Bugge tries to explain Hengest's action on similar lines: "He does not hesitate to enter the service of Finn in order thereby to carry out his revenge[[473]]."
But the circumstances are entirely different. Wiggo was left alone, the only survivor of Rolf's household, to face a whole army. But Hengest is no single survivor: he and his fellows have made so good a defence that Finn cannot overcome them by conflict on the meðel-stede. Not only so, but, if we accept the interpretation that almost every critic and editor has put upon the passage (ll. 1184-5), Hengest's position is even stronger. Finn has lost almost all his thegns; the usual interpretation puts him at the mercy of Hengest: at best it is a draw[[474]]. If, then, Hengest wants vengeance upon Finn, why does he not pursue it? Instead of which, according to Bugge, he enters Finn's service in order that he may get an opportunity for revenge.
And note, that Wiggo did not swear the oath of fealty to the murderer of his master Rolf: he merely put himself in the posture to do so, and then, instead, ran the tyrant through forthwith. But Hengest does swear the oath, and does not forthwith slay the tyrant. He spends the winter with him, receives a sword from Hunlafing, after which his name does not occur again. Finn is ultimately slain, but the names which are found in that connection are those of Guthlaf and Oslaf [Ordlaf].
So Bugge's explanation comes to this: Hengest is fighting with success against Finn, but he refrains from vengeance: instead, he treacherously enters his service in order that he may take an opportunity of vengeance, which opportunity, however, it is never made clear to us that he takes.
Had Hengest been a man of that kind, he would not have been a hero of Old English heroic song.

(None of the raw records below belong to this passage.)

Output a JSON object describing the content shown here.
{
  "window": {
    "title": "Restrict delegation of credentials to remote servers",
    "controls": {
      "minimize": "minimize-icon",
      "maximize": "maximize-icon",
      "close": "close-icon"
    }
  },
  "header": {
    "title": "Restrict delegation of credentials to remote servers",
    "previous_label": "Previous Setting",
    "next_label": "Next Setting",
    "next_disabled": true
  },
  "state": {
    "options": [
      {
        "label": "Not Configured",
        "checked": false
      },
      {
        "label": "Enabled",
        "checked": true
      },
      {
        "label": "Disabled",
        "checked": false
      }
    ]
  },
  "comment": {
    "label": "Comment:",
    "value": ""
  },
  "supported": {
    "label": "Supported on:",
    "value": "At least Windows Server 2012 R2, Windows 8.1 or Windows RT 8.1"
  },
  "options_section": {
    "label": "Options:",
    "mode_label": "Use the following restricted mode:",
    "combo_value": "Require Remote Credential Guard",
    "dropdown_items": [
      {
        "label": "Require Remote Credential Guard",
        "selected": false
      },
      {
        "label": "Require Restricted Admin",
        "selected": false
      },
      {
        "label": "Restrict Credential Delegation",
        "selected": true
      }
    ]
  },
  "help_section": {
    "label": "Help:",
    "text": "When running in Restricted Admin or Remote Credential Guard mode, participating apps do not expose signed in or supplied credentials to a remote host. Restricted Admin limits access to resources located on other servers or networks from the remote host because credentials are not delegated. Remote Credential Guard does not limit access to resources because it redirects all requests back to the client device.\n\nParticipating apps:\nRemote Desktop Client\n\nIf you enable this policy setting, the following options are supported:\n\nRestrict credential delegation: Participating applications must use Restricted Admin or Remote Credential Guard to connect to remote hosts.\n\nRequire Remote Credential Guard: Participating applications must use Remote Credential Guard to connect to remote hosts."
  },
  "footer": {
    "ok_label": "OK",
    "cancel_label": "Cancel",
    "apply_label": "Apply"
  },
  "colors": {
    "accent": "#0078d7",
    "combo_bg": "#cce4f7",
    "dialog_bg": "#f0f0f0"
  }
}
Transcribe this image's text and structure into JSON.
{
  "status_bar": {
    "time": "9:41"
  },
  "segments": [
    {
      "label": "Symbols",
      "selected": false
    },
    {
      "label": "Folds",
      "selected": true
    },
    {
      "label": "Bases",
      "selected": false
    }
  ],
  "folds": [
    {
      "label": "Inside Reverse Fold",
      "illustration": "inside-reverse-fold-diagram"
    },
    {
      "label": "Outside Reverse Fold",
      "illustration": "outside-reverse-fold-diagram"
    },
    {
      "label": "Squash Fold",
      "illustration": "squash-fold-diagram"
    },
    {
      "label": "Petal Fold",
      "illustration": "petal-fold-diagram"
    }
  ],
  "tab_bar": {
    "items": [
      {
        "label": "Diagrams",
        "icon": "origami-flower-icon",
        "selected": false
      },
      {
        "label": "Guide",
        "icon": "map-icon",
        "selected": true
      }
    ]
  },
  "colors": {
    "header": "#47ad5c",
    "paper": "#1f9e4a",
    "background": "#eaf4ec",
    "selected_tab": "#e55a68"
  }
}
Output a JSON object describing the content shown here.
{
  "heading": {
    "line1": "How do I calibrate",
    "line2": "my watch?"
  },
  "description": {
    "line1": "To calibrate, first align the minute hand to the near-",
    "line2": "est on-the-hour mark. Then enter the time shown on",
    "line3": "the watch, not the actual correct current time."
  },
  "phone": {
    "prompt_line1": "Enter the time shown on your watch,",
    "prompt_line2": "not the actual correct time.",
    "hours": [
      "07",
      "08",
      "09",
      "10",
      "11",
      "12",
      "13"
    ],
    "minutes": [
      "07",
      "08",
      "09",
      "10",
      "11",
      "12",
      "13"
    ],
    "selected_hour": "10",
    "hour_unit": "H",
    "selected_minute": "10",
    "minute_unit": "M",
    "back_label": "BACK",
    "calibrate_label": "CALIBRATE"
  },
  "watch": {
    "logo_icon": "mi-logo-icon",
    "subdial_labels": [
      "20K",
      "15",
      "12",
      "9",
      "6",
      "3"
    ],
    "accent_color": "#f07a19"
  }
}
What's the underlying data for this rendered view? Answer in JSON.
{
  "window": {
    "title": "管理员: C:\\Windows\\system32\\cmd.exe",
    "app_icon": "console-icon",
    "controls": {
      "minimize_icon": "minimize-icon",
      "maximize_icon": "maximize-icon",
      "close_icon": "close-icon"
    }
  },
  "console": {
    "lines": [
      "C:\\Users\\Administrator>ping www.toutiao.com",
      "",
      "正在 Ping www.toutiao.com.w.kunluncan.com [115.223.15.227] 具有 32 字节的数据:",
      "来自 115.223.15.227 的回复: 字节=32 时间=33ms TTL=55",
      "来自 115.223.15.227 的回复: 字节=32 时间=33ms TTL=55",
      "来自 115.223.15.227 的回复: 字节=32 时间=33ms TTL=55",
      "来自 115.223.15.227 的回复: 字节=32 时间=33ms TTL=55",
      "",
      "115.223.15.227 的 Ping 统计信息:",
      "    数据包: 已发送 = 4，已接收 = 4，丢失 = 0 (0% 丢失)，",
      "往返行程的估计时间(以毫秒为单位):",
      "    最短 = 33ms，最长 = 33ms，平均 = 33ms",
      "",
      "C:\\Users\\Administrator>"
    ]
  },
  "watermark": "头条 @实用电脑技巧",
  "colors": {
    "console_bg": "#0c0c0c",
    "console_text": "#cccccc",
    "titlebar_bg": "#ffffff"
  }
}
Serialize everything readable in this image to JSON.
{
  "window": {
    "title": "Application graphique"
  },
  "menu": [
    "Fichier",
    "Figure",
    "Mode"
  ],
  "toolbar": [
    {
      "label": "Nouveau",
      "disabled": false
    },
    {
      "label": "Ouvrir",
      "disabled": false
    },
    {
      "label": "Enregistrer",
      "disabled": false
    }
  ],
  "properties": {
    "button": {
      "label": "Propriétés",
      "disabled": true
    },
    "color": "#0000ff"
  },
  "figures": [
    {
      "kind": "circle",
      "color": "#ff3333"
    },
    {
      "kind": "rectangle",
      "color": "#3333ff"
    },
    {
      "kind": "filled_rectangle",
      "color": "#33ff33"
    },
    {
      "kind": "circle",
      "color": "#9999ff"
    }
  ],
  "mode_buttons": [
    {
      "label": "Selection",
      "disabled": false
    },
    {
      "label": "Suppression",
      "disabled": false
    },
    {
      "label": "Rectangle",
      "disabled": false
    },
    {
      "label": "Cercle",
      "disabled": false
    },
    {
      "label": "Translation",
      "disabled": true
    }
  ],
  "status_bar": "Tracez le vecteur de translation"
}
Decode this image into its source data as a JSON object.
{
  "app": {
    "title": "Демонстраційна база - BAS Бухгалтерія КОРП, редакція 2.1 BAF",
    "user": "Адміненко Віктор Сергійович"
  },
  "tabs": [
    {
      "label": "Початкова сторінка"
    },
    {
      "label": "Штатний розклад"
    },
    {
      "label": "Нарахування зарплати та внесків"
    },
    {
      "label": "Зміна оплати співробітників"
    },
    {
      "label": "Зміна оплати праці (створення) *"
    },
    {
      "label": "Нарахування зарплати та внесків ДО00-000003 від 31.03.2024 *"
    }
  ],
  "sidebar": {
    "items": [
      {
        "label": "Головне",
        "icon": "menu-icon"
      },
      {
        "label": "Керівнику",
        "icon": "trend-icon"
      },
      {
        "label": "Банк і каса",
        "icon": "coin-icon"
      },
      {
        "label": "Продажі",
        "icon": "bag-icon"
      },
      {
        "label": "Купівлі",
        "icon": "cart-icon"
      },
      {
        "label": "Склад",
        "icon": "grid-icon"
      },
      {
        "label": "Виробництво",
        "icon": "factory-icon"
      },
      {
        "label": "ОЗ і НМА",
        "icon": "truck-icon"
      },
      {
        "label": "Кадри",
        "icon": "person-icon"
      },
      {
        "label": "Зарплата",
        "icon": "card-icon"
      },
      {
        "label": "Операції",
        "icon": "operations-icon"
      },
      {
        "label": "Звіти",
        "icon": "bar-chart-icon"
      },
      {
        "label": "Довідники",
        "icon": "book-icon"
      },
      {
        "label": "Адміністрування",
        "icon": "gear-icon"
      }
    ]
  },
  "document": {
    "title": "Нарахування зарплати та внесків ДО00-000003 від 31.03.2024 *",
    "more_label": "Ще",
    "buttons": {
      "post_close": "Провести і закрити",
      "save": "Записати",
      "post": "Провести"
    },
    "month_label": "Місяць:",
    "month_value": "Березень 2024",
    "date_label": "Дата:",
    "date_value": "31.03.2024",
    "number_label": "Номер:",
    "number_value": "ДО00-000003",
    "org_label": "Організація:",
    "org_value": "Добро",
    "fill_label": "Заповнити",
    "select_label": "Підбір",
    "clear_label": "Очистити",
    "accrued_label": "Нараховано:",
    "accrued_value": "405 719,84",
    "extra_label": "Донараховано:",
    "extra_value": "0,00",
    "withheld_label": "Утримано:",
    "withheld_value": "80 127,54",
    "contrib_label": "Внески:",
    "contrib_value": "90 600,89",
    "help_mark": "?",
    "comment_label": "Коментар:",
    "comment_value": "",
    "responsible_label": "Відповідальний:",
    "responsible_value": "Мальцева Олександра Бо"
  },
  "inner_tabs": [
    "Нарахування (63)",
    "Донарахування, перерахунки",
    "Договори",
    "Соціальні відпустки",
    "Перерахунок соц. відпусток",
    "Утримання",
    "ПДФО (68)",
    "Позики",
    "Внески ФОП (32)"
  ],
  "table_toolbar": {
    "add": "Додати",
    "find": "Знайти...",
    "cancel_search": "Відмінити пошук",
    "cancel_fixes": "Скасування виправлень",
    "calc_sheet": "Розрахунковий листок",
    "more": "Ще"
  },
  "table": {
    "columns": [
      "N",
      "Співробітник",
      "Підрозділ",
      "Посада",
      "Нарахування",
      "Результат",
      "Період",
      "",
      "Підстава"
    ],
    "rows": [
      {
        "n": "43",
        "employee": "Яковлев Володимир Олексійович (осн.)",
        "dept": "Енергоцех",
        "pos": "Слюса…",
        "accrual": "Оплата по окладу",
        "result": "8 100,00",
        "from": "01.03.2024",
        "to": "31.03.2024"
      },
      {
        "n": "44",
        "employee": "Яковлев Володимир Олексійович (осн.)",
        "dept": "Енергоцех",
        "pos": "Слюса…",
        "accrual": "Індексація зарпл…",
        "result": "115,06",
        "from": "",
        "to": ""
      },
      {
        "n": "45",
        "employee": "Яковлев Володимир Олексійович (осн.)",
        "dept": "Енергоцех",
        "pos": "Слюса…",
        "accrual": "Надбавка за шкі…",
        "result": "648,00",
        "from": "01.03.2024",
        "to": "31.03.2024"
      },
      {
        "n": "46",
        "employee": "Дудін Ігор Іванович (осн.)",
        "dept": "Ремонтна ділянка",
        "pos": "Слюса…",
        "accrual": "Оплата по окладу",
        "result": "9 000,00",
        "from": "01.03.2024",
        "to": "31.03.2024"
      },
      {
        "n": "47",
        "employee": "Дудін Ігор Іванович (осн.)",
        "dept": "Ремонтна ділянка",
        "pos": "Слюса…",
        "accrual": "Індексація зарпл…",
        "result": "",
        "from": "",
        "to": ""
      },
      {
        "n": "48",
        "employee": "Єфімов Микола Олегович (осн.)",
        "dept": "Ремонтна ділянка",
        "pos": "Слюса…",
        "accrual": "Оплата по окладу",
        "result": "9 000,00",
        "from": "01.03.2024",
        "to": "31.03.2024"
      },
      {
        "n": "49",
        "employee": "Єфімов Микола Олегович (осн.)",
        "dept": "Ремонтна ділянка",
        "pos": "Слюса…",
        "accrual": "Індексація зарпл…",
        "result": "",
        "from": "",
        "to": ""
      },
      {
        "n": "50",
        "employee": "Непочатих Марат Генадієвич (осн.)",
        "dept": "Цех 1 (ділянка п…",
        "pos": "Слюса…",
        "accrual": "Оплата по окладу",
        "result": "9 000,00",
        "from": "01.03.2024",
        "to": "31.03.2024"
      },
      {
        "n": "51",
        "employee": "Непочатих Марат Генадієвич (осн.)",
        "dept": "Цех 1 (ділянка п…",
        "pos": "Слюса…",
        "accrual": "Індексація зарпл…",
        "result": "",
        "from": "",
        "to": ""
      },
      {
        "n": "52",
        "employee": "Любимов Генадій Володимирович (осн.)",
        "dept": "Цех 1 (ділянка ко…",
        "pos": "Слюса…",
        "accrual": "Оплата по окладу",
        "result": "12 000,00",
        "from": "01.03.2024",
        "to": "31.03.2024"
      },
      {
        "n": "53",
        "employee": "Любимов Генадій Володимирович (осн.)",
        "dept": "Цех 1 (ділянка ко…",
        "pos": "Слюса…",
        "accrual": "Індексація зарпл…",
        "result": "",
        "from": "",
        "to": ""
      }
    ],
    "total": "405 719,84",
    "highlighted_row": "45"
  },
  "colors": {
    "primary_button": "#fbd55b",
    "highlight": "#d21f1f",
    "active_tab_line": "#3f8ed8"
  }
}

Section VI. Recent Elucidations. Prof. Ayres' Comments
It is one of the merits of Bugge's view—one of the proofs of its general soundness—that it admits of successive improvements at the hands of succeeding commentators. No one has done more in this way than has Prof. Ayres to clear up the story, particularly the latter part of the Episode. Ayres evolves unity out of what had been before "a rapid-fire of events that hit all around a central tragic situation and do not once touch it." Hengest does not, Ayres thinks, enter the service of Finn with any such well-formed plan of revenge as Bugge had attributed to him. Hengest was in a difficult situation. It is his mental conflict, "torn between his oath to Finn and his duty to the dead Hnæf," which gives unity to all that follows. It is a tragedy of Hengest, hesitating, like Shakespeare's Hamlet, over the duty of revenge. Prof. Ayres' statement here is too good to summarize; it must be quoted at length:
"How did he feel during that long, blood-stained winter? He naturally thought about home (eard gemunde, 1129), but there was no question of sailing then, no need yet of decision while the storm roared outside. By and by spring came round, as it has a way of doing. How did he feel then? Then, like any other Northerner, he wanted to put to sea:
fundode wrecca,
gist of geardum.
That is what he would naturally do. He would speak to Finn and be off; in the spring his business was on the sea. That is all right as to Finn, but as to the dead Hnæf it is very like running away; it is postponing vengeance sadly. Will he prove so unpregnant of his cause as that? No; though he would like to go to sea, he thought rather of vengeance, and staid in the hope of managing a successful surprise against Finn and his people:
hē tō gyrn-wræce
swīðor þōhte þonne tō sǣ-lāde,
gif hē torn-gemōt þurhtēon mihte,
þæt hē Eotena bēarn inne gemunde.
All this says clearly that Hengest was thinking things over, whether he should or should not take vengeance upon Finn; it tells us also very clearly, with characteristic anticipation of the outcome of the story, that in the end desire for vengeance carried the day:
Swā hē ne-forwyrnde worold-rǣdenne,
he did not thus prove recreant to his duty. But we have not been told the steps by which Hengest arrived at his decision. That seems to be what we should naturally want to know at this point, and that is precisely what we are about to be told. Occasions gross as earth informed against him[[475]]."